ROW_NUMBER() — Unique Row Numbering

ROW_NUMBER() assigns a unique sequential integer to each row within a window partition. No ties — every row gets a different number, even if rows are identical. It's the foundation of deduplication, pagination, and top-N queries.


Basic syntax

-- Syntax:
-- ROW_NUMBER() OVER (
--     PARTITION BY partition_col   -- reset counter for each group (optional)
--     ORDER BY     sort_col        -- determines which row gets number 1
-- )

The simplest possible use — number every order by date:

SELECT
    order_id,
    customer_id,
    created_at,
    status,
    ROW_NUMBER() OVER (ORDER BY created_at) AS rn
FROM orders;

Every row gets a unique number 1, 2, 3… ordered by created_at.
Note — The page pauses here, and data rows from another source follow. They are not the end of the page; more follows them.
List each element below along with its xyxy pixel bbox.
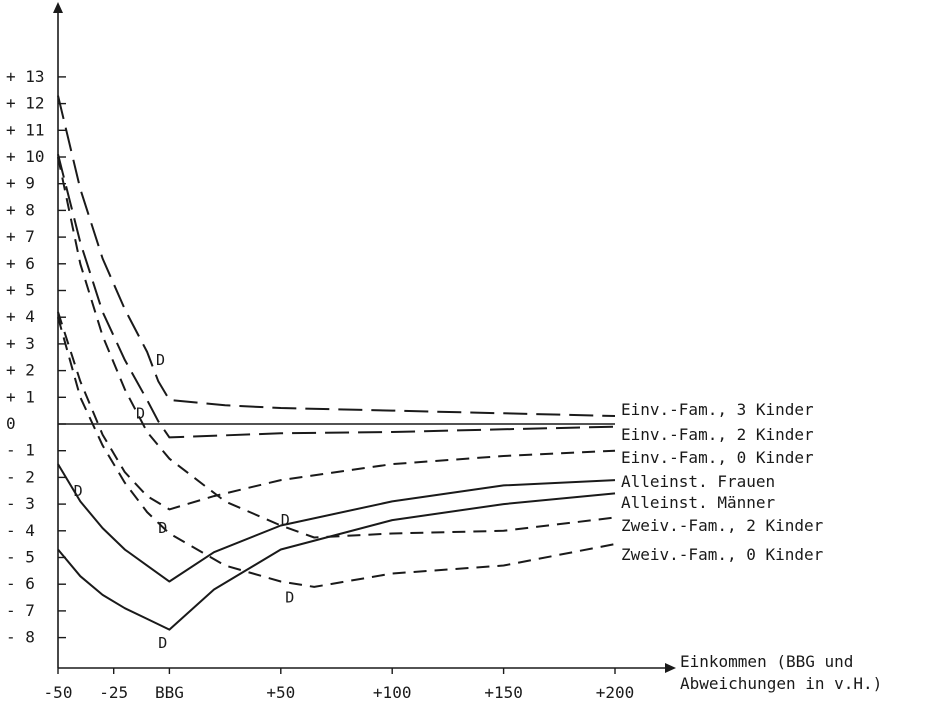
y-tick-label: + 7: [6, 227, 35, 246]
series-label: Alleinst. Frauen: [621, 472, 775, 491]
series-line: [57, 154, 616, 439]
d-markers: D D D D D D D: [74, 351, 295, 652]
y-tick-label: - 2: [6, 467, 35, 486]
d-marker: D: [158, 519, 167, 537]
y-tick-label: - 8: [6, 628, 35, 647]
series-line: [57, 311, 616, 511]
y-tick-label: - 7: [6, 601, 35, 620]
series-label: Zweiv.-Fam., 0 Kinder: [621, 545, 824, 564]
series-line: [57, 492, 616, 631]
y-tick-label: + 2: [6, 361, 35, 380]
d-marker: D: [285, 589, 294, 607]
y-ticks: + 13+ 12+ 11+ 10+ 9+ 8+ 7+ 6+ 5+ 4+ 3+ 2…: [6, 67, 66, 647]
x-tick-label: +150: [484, 683, 523, 702]
y-tick-label: + 6: [6, 254, 35, 273]
y-tick-label: + 9: [6, 174, 35, 193]
y-tick-label: - 4: [6, 521, 35, 540]
x-tick-label: BBG: [155, 683, 184, 702]
x-axis-arrow: [665, 663, 676, 673]
y-tick-label: - 5: [6, 548, 35, 567]
y-tick-label: + 8: [6, 200, 35, 219]
y-tick-label: + 11: [6, 120, 45, 139]
y-axis-arrow: [53, 2, 63, 13]
y-tick-label: + 3: [6, 334, 35, 353]
x-axis-title-line-1: Einkommen (BBG und: [680, 652, 853, 671]
x-axis-title-line-2: Abweichungen in v.H.): [680, 674, 882, 693]
y-tick-label: + 12: [6, 94, 45, 113]
series-labels: Einv.-Fam., 3 Kinder Einv.-Fam., 2 Kinder…: [621, 400, 824, 564]
series-label: Einv.-Fam., 3 Kinder: [621, 400, 814, 419]
y-tick-label: + 13: [6, 67, 45, 86]
x-axis-title: Einkommen (BBG und Abweichungen in v.H.): [680, 652, 882, 693]
series-label: Einv.-Fam., 0 Kinder: [621, 448, 814, 467]
d-marker: D: [158, 634, 167, 652]
y-tick-label: - 3: [6, 494, 35, 513]
x-tick-label: +50: [266, 683, 295, 702]
x-ticks: -50 -25 BBG +50 +100 +150 +200: [44, 668, 635, 702]
y-tick-label: - 6: [6, 574, 35, 593]
y-tick-label: 0: [6, 414, 16, 433]
y-tick-label: + 5: [6, 281, 35, 300]
x-tick-label: +200: [596, 683, 635, 702]
series-line: [57, 463, 616, 583]
y-tick-label: + 1: [6, 387, 35, 406]
y-tick-label: + 10: [6, 147, 45, 166]
series-line: [57, 156, 616, 539]
axes: [53, 2, 676, 673]
series-line: [57, 316, 616, 588]
x-tick-label: -50: [44, 683, 73, 702]
x-tick-label: +100: [373, 683, 412, 702]
d-marker: D: [74, 482, 83, 500]
d-marker: D: [136, 404, 145, 422]
y-tick-label: + 4: [6, 307, 35, 326]
series-label: Einv.-Fam., 2 Kinder: [621, 425, 814, 444]
x-tick-label: -25: [99, 683, 128, 702]
d-marker: D: [281, 511, 290, 529]
series-label: Zweiv.-Fam., 2 Kinder: [621, 516, 824, 535]
series-layer: [57, 95, 616, 631]
y-tick-label: - 1: [6, 441, 35, 460]
series-label: Alleinst. Männer: [621, 493, 775, 512]
series-line: [57, 95, 616, 417]
d-marker: D: [156, 351, 165, 369]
If two orders have identical timestamps, the tie is broken arbitrarily (but consistently within a single query execution).


PARTITION BY — resetting the counter per group

Add PARTITION BY to number rows independently within each group:

-- Number each customer's orders chronologically
SELECT
    o.order_id,
    c.name         AS customer,
    o.created_at,
    o.status,
    ROW_NUMBER() OVER (
        PARTITION BY o.customer_id
        ORDER BY o.created_at
    ) AS order_num
FROM orders o
JOIN customers c ON c.customer_id = o.customer_id
ORDER BY c.name, order_num;

Customer 1's orders get numbers 1, 2, 3… Customer 2's orders independently get 1, 2, 3… The counter resets at each partition boundary.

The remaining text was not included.